After securing a Ted Rogers Centre Education Fund award, Ahsan investigated these ideas and found that in mice, after a heart attack, this peptide indeed did reduce the signs of heart failure. In a second group of mice who had heart failure, this peptide preserved heart function while untreated hearts lost function.
“This means that this drug has potential not only for ischemic reperfusion injury but also long-term in heart failure,” Ahsan says. “And this isn’t a foreign drug, but something the body produces naturally.”
This smaller GLP-1 fragment can influence the heart’s metabolism, changing its activities during periods of stress like a reperfusion injury or heart failure. For the former, it works by preserving vascular cells and for the latter, we aren’t sure yet.
A lift from ECHO
“There have been so many interventions and discoveries that don’t reach the market because scientists don’t have the right training,” Ahsan says. “The ECHO program has helped us learn how to commercialize this technology so we can ensure that, if studies continue to be positive, it has the chance to help patients.”
Right now the researchers are working with Dr.
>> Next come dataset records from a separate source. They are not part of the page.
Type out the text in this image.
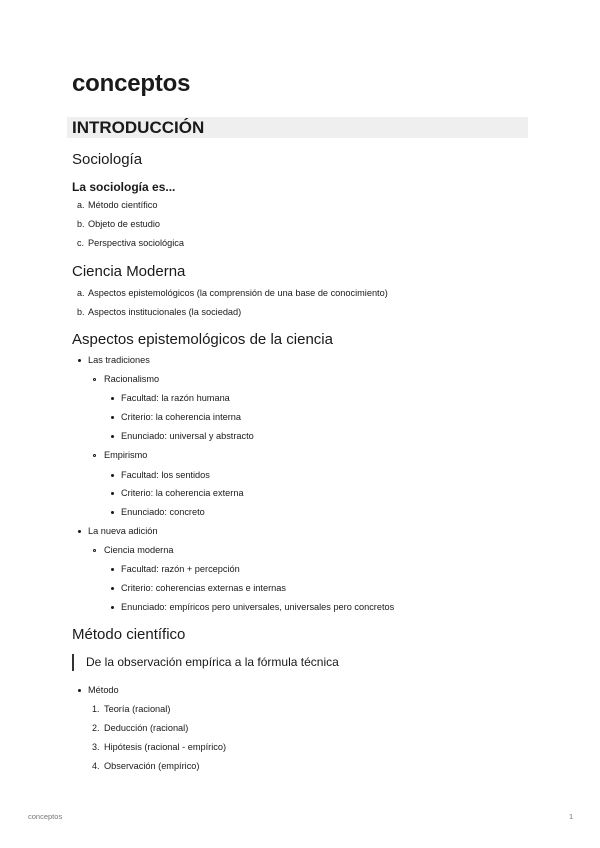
conceptos
INTRODUCCIÓN
Sociología
La sociología es...
a. Método científico
b. Objeto de estudio
c. Perspectiva sociológica
Ciencia Moderna
a. Aspectos epistemológicos (la comprensión de una base de conocimiento)
b. Aspectos institucionales (la sociedad)
Aspectos epistemológicos de la ciencia
Las tradiciones
Racionalismo
Facultad: la razón humana
Criterio: la coherencia interna
Enunciado: universal y abstracto
Empirismo
Facultad: los sentidos
Criterio: la coherencia externa
Enunciado: concreto
La nueva adición
Ciencia moderna
Facultad: razón + percepción
Criterio: coherencias externas e internas
Enunciado: empíricos pero universales, universales pero concretos
Método científico
De la observación empírica a la fórmula técnica
Método
1. Teoría (racional)
2. Deducción (racional)
3. Hipótesis (racional - empírico)
4. Observación (empírico)
conceptos	1
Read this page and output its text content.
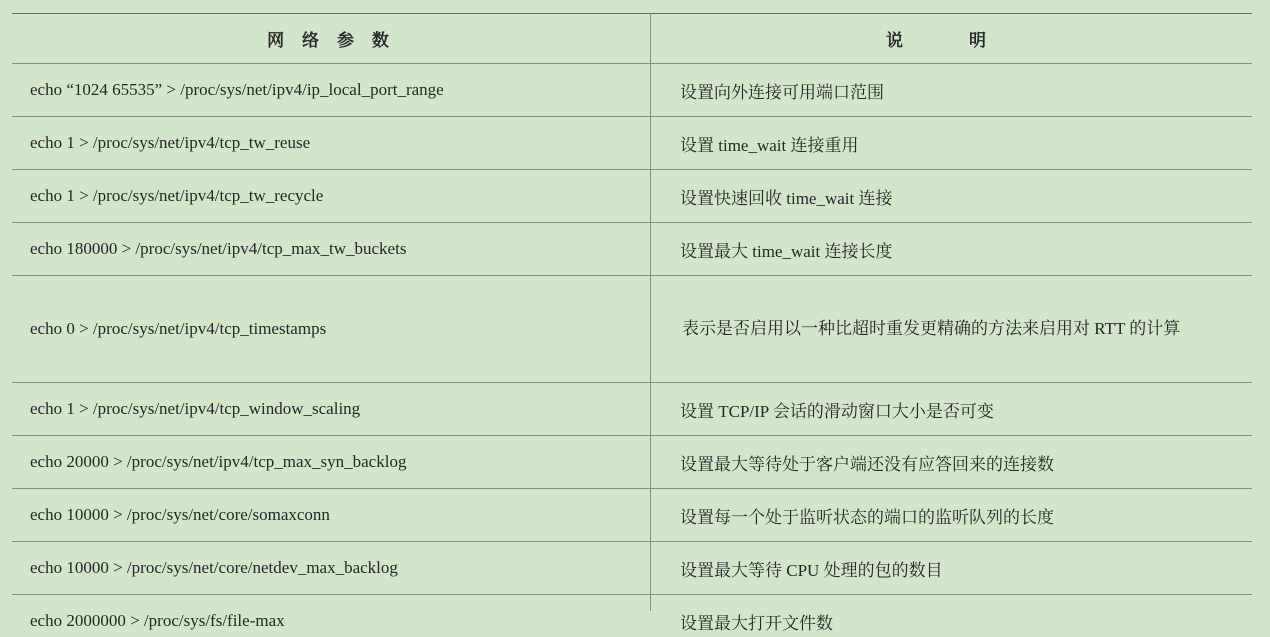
网 络 参 数	说 明
echo “1024 65535” > /proc/sys/net/ipv4/ip_local_port_range	设置向外连接可用端口范围
echo 1 > /proc/sys/net/ipv4/tcp_tw_reuse	设置 time_wait 连接重用
echo 1 > /proc/sys/net/ipv4/tcp_tw_recycle	设置快速回收 time_wait 连接
echo 180000 > /proc/sys/net/ipv4/tcp_max_tw_buckets	设置最大 time_wait 连接长度
echo 0 > /proc/sys/net/ipv4/tcp_timestamps	表示是否启用以一种比超时重发更精确的方法来启用对 RTT 的计算
echo 1 > /proc/sys/net/ipv4/tcp_window_scaling	设置 TCP/IP 会话的滑动窗口大小是否可变
echo 20000 > /proc/sys/net/ipv4/tcp_max_syn_backlog	设置最大等待处于客户端还没有应答回来的连接数
echo 10000 > /proc/sys/net/core/somaxconn	设置每一个处于监听状态的端口的监听队列的长度
echo 10000 > /proc/sys/net/core/netdev_max_backlog	设置最大等待 CPU 处理的包的数目
echo 2000000 > /proc/sys/fs/file-max	设置最大打开文件数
Osami Honjo from SickKids Hospital to test the GLP-1 peptide on large animals. If it’s safe and effective, the next step would be the first trial in people.
“ECHO has helped us learn how to seek regulation, perform clinical trials and receive government funding,” Ahsan says. “Being a researcher and an entrepreneur are quite different skills.”
Ultimately, this finding may bring new light to a phenomenon that’s currently responsible for causing unnecessary damage after a heart attack.